Model compilation

Goal

In this tutorial you will convert the quantized model into a format that’s compatible with the target DPU platform and can leverage the hardware acceleration on the edge.

Prerequisites

  1. Docker installed.

  2. Model repository and environment set up as described in Setup the project environment .

  3. Quantized model created as described in Model quantization.

  4. Target platform fingerprint arch.json file generated by Vivado as described in Leopard or Antelope tutorials.

Provided outputs

Following (Tutorial files) files are associated with this tutorial:

  • ML deployment/03 Model compilation/deep_globe_segmentation_unet_512_512.xmodel - compiled model

  • Leopard/Zero-to-hero/04 Deep learning Processor Unit/arch.json - DPU fingerprint file for Leopard

  • Antelope/Zero-to-hero/04 Deep learning Processor Unit/arch.json - DPU fingerprint file for Antelope

Prepare for compilation Machine learning workstation

  1. Make sure that arch.json produced by Vivado resides in ~/sml-tutorials/ml-deployment/arch.json.

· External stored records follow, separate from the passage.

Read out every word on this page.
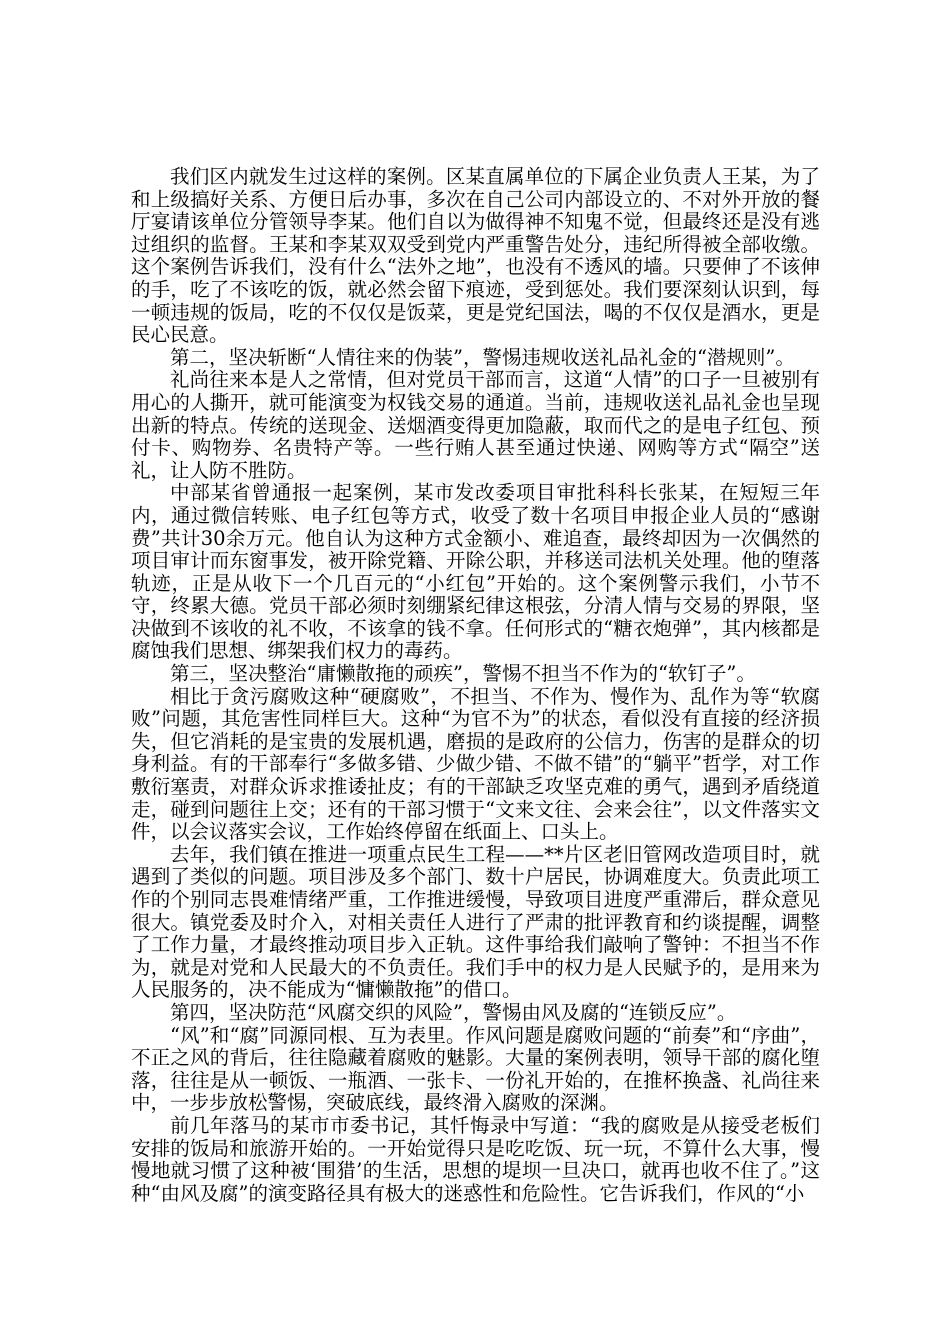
我们区内就发生过这样的案例。区某直属单位的下属企业负责人王某，为了和上级搞好关系、方便日后办事，多次在自己公司内部设立的、不对外开放的餐厅宴请该单位分管领导李某。他们自以为做得神不知鬼不觉，但最终还是没有逃过组织的监督。王某和李某双双受到党内严重警告处分，违纪所得被全部收缴。这个案例告诉我们，没有什么“法外之地”，也没有不透风的墙。只要伸了不该伸的手，吃了不该吃的饭，就必然会留下痕迹，受到惩处。我们要深刻认识到，每一顿违规的饭局，吃的不仅仅是饭菜，更是党纪国法，喝的不仅仅是酒水，更是民心民意。

第二，坚决斩断“人情往来的伪装”，警惕违规收送礼品礼金的“潜规则”。

礼尚往来本是人之常情，但对党员干部而言，这道“人情”的口子一旦被别有用心的人撕开，就可能演变为权钱交易的通道。当前，违规收送礼品礼金也呈现出新的特点。传统的送现金、送烟酒变得更加隐蔽，取而代之的是电子红包、预付卡、购物券、名贵特产等。一些行贿人甚至通过快递、网购等方式“隔空”送礼，让人防不胜防。

中部某省曾通报一起案例，某市发改委项目审批科科长张某，在短短三年内，通过微信转账、电子红包等方式，收受了数十名项目申报企业人员的“感谢费”共计30余万元。他自认为这种方式金额小、难追查，最终却因为一次偶然的项目审计而东窗事发，被开除党籍、开除公职，并移送司法机关处理。他的堕落轨迹，正是从收下一个几百元的“小红包”开始的。这个案例警示我们，小节不守，终累大德。党员干部必须时刻绷紧纪律这根弦，分清人情与交易的界限，坚决做到不该收的礼不收，不该拿的钱不拿。任何形式的“糖衣炮弹”，其内核都是腐蚀我们思想、绑架我们权力的毒药。

第三，坚决整治“庸懒散拖的顽疾”，警惕不担当不作为的“软钉子”。

相比于贪污腐败这种“硬腐败”，不担当、不作为、慢作为、乱作为等“软腐败”问题，其危害性同样巨大。这种“为官不为”的状态，看似没有直接的经济损失，但它消耗的是宝贵的发展机遇，磨损的是政府的公信力，伤害的是群众的切身利益。有的干部奉行“多做多错、少做少错、不做不错”的“躺平”哲学，对工作敷衍塞责，对群众诉求推诿扯皮；有的干部缺乏攻坚克难的勇气，遇到矛盾绕道走，碰到问题往上交；还有的干部习惯于“文来文往、会来会往”，以文件落实文件，以会议落实会议，工作始终停留在纸面上、口头上。

去年，我们镇在推进一项重点民生工程——**片区老旧管网改造项目时，就遇到了类似的问题。项目涉及多个部门、数十户居民，协调难度大。负责此项工作的个别同志畏难情绪严重，工作推进缓慢，导致项目进度严重滞后，群众意见很大。镇党委及时介入，对相关责任人进行了严肃的批评教育和约谈提醒，调整了工作力量，才最终推动项目步入正轨。这件事给我们敲响了警钟：不担当不作为，就是对党和人民最大的不负责任。我们手中的权力是人民赋予的，是用来为人民服务的，决不能成为“慵懒散拖”的借口。

第四，坚决防范“风腐交织的风险”，警惕由风及腐的“连锁反应”。

“风”和“腐”同源同根、互为表里。作风问题是腐败问题的“前奏”和“序曲”，不正之风的背后，往往隐藏着腐败的魅影。大量的案例表明，领导干部的腐化堕落，往往是从一顿饭、一瓶酒、一张卡、一份礼开始的，在推杯换盏、礼尚往来中，一步步放松警惕，突破底线，最终滑入腐败的深渊。

前几年落马的某市市委书记，其忏悔录中写道：“我的腐败是从接受老板们安排的饭局和旅游开始的。一开始觉得只是吃吃饭、玩一玩，不算什么大事，慢慢地就习惯了这种被‘围猎’的生活，思想的堤坝一旦决口，就再也收不住了。”这种“由风及腐”的演变路径具有极大的迷惑性和危险性。它告诉我们，作风的“小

  2. Enter the Vitis AI deployment container with the working directory volume mounted:

    customer@ml-workstation:~/sml-tutorials/ml-deployment$ docker run \
        -it \
        -v "$(pwd)":/workspace \
        -e UID="$(id -u)" -e GID="$(id -g)" \
        xilinx/vitis-ai-pytorch-cpu:ubuntu2004-3.5.0.306
    

Model compilation Vitis AI deployment container

Run the following commands in the container environment.

  1. Activate the desired conda environment for PyTorch models deployment:

    vitis-ai-user@vitis-ai-container-id:/workspace$ conda activate vitis-ai-wego-torch2
    
  2. Run the compiler command on the quantized model to produce the FPGA-acceleration-compatible model based on the provided arch.json:

    (vitis-ai-wego-torch2) vitis-ai-user@vitis-ai-container-id:/workspace$ vai_c_xir \
         --xmodel ./output/03-quantize/Unet_int.xmodel \
         --arch ./arch.json \
         --output_dir ./output/04-compile \
         --net_name deep_globe_segmentation_unet_512_512
    

    The compiled model should appear in the ~/sml-tutorials/ml-deployment/04-compile directory. If you wish to skip this step it’s also available via git-lfs. Mind that the model is compiled spcecifically for the DPU architecture identified by the arch.json file.

    Note

    Mind that compilation may strip the model of the layers unsupported by the target platform. The compiler will tell you about the removed layers if there are any. These layers must be re-implemented from scratch on the target platform on the CPU side.

  1. Exit the Vitis AI container: exit.